Despite these commonalities, how the issues of migration and fundamental freedoms are currently played out could not be more different. In Germany, Ms. Aygül Özkan became the first minister of Turkish origins in the region of Niedersachsen. This is unprecedented in a country that still struggles to live harmoniously with its sizable Turkish minority, of which most are Muslim. However, as often is the case with newcomers, the minister, with little experience in politics after a successful career in business, made a major mistake. In a letter to local media, she asked them to support the government’s efforts to integrate foreigners by signing a media charter that prescribed a common practice when reporting on integration.

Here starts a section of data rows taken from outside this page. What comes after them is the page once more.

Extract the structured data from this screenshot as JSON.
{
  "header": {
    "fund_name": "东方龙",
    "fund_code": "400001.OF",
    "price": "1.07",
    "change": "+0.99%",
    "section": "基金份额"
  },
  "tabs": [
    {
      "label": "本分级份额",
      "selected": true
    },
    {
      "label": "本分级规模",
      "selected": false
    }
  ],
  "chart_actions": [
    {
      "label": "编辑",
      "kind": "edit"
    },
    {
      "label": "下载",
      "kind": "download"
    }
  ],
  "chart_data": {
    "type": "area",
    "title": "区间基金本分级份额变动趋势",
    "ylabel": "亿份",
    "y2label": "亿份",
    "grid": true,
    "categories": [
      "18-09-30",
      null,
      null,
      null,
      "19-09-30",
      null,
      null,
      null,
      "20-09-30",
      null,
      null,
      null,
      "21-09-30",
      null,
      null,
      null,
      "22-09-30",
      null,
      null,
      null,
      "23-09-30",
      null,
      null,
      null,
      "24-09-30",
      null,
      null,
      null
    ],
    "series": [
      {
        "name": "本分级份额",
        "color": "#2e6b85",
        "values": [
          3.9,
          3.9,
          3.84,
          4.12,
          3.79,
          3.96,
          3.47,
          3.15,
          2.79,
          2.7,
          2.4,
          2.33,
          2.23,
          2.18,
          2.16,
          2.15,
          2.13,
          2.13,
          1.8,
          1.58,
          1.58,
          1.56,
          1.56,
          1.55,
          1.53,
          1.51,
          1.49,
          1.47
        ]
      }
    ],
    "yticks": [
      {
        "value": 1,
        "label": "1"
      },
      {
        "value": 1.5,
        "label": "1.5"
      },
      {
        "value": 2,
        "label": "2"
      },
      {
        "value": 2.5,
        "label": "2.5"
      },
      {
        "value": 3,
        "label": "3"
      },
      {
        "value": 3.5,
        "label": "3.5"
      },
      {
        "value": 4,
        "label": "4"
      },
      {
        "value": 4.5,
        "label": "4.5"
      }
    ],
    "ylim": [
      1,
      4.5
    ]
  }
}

In a swift response, the media, the opposition and eventually her own ruling Christian Democratic Party condemned what was widely seen as an attempt to threaten media freedom. The president of Niedersachsen apologized to the public and reiterated his commitment to media freedom.
In South Africa, our government is at pains to acknowledge that we need to change the way we treat African immigrants. Continued disregard for their human rights is undermining our own social fabric and our standing across the continent and the world. Given the way our government chose to respond until now, it will be by chance, not design, if less xenophobic violence will take place. And the same apparent carelessness is now undermining access to information and media freedom. The information bill and the media tribunal are testimony to how little awareness about the fragility of democracy and the constitutional state there is among the ANC members of parliament. As the common history of Germany and South Africa shows, once democratic values and practices are lost, regaining them comes at a high cost.